Field of the Invention
Embodiments of the present invention generally relate to video coding and more specifically relate to signaling decoded picture buffer size in multi-loop scalable video coding.
Description of the Related Art
The demand for digital video products continues to increase. Some examples of applications for digital video include video communication (e.g., video conferencing and multimedia messaging), security and surveillance, industrial automation, and entertainment (e.g., DV, HDTV, satellite TV, set-top boxes, Internet video streaming, video gaming devices, digital cameras, cellular telephones, video jukeboxes, high-end displays and personal video recorders). Further, video applications are becoming increasingly mobile as a result of higher computation power in handsets, advances in battery technology, and high-speed wireless connectivity.
Video transmission systems using the internet and mobile networks have a wide range of receiving devices, i.e., video endpoints, ranging, for example, from cellular telephones with small screens to tablet computers to personal computers with high definition displays to video conferencing systems with large screens. That is, the devices receiving a video transmission may have different resolution, frame rate, and bandwidth capabilities. Scalable video coding (SVC) is one technique that may be used to allow a video to be received by a range of receiving devices according to the capabilities of each device. In general, SVC refers to encoding a video as a single scalable video bitstream with one or more subset bitstreams that are adapted to varying video endpoint capabilities, network conditions, and/or user preferences.
A video bitstream may be referred to as scalable when parts of the stream can be removed such that the resulting subset bitstream is a valid bitstream for some target decoder, and the subset bitstream represents the original video content with a reconstruction quality that is less than that of the complete original bitstream but is high in view of the lower quantity of data in the subset bitstream. Typically, three scalability modes are considered: temporal, spatial, and quality. A spatially scaled subset bitstream represents the original video content at a reduced picture size. A temporally scaled subset bitstream represents the original video content at a reduced frame rate. A quality scaled subset bitstream represents the original video content at the same spatial and temporal resolution as the complete bitstream but at a lower quality, i.e., signal-to-noise ratio (SNR).
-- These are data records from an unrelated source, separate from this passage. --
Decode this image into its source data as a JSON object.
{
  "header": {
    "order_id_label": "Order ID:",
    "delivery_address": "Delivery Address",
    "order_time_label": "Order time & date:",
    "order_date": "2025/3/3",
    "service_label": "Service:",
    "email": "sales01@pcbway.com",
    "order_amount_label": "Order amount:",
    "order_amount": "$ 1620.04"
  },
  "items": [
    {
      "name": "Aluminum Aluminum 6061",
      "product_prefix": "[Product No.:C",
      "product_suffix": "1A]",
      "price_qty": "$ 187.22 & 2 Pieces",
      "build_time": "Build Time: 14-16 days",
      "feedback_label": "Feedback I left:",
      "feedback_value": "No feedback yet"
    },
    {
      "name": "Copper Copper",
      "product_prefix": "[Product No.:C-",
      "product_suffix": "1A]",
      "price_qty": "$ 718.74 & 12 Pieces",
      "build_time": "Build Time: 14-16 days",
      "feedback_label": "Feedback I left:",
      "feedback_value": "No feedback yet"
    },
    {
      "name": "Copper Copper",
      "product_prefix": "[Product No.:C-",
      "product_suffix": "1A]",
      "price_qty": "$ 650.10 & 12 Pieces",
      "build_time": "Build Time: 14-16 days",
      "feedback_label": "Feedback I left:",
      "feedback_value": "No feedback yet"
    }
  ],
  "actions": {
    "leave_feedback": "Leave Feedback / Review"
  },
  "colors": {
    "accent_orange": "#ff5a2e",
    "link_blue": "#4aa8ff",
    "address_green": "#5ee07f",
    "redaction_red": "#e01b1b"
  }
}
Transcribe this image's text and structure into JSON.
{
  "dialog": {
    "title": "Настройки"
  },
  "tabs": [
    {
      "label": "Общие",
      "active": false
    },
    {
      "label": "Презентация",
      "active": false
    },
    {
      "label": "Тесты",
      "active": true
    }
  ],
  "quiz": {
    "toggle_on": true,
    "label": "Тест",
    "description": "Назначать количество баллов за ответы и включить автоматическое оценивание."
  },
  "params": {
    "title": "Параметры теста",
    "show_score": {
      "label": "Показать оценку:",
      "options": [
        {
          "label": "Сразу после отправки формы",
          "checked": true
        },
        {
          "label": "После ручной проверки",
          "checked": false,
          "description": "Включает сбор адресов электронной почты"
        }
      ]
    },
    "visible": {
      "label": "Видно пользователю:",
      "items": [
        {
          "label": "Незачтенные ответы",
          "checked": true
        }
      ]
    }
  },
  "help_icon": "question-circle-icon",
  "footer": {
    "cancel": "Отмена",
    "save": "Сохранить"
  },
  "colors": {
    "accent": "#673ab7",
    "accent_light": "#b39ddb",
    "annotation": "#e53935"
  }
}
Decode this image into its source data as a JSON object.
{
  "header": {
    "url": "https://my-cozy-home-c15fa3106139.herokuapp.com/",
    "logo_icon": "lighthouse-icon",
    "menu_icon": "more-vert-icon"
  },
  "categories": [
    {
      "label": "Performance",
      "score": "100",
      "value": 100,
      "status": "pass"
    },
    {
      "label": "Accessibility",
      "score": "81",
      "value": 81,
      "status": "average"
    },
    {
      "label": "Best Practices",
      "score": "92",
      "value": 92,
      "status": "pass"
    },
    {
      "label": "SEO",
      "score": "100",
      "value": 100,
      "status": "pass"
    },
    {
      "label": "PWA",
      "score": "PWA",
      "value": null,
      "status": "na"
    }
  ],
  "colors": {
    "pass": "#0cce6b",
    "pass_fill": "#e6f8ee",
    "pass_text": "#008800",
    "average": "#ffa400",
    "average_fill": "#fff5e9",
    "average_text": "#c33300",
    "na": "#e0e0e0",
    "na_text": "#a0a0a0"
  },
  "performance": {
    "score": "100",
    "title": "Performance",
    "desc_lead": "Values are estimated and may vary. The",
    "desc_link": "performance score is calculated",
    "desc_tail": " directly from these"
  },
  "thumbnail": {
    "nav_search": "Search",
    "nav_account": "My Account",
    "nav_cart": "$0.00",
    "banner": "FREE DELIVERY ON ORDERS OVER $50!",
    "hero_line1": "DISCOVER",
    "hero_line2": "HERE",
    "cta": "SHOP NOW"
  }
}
In scalable video coding, a single encoded bitstream, which may be referred to as a scalable bitstream herein, may include multiple layers (sub-bitstreams) of compressed video data. The base layer is the most basic, scaled down compressed data needed to reconstruct the video stream at the lowest spatial resolution, temporal resolution, and/or quality. The remaining compressed video data in the scalable bitstream is grouped into one or more enhancement layers. Each enhancement layer “builds” on the layer or layers below and includes video data that a decoder can use (in conjunction with data from the lower layer or layers) to generate an enhanced version of the video stream. Thus, the architecture of a video encoder that generates a scalable video bitstream may include a base layer encoder and one or more enhancement layer encoders. Similarly, the architecture of a video decoder that decodes a scalable video bitstream may include a base layer decoder and one or more enhancement layer decoders.
H.264/SVC is an example of a video coding standard that provides scalable video coding. More specifically, H.264/SVC is a scalable video coding (SVC) extension of H.264/AVC that supports temporal, spatial and quality scalability functions. A summary of H.264/SVC is presented in H. Schwarz, et al., “Overview of The Scalable Video Coding Extension of the H.264/SVC Standard,” IEEE Trans. Circuits and Systems, vol. 17, No. 9, September 2007. The temporal scalability of H.264/SVC allows decoding of a bitstream at different frame rates by partitioning a set of pictures into a temporal base layer bitstream and temporal enhancement layer bitstreams. The spatial scalability and quality scalability of H.264/SVC allow encoding of video at different resolutions and qualities as a base layer bitstream and one or more enhancement layer bitstreams.
In general, a scalable video codec may be based on either a multi-loop architecture or a single loop architecture. In a single loop architecture, which is used in H.264/SVC, a full decoding loop takes place only in the target layer. Inter-coded blocks in intermediate layers are not reconstructed and sophisticated inter-layer prediction techniques such as residual prediction and motion prediction are used. In a multi-loop architecture, a full encoding/decoding loop is performed in every layer needed to encode/decode a target layer, thus avoiding the need for the complex inter-layer prediction techniques. Both intra- and inter-coded blocks are fully reconstructed in all layers and the reconstructed samples from lower layers may be used as reference samples for higher layers. The scalable extension currently under development by Joint Collaborative Team on Video Coding (JCT-VC) of ITU-T WP3/16 and ISO/IEC JTC 1/SC 29/WG 11 for the recently completed first version of the High Efficiency Video Coding (HEVC) standard is based on a multi-loop architecture.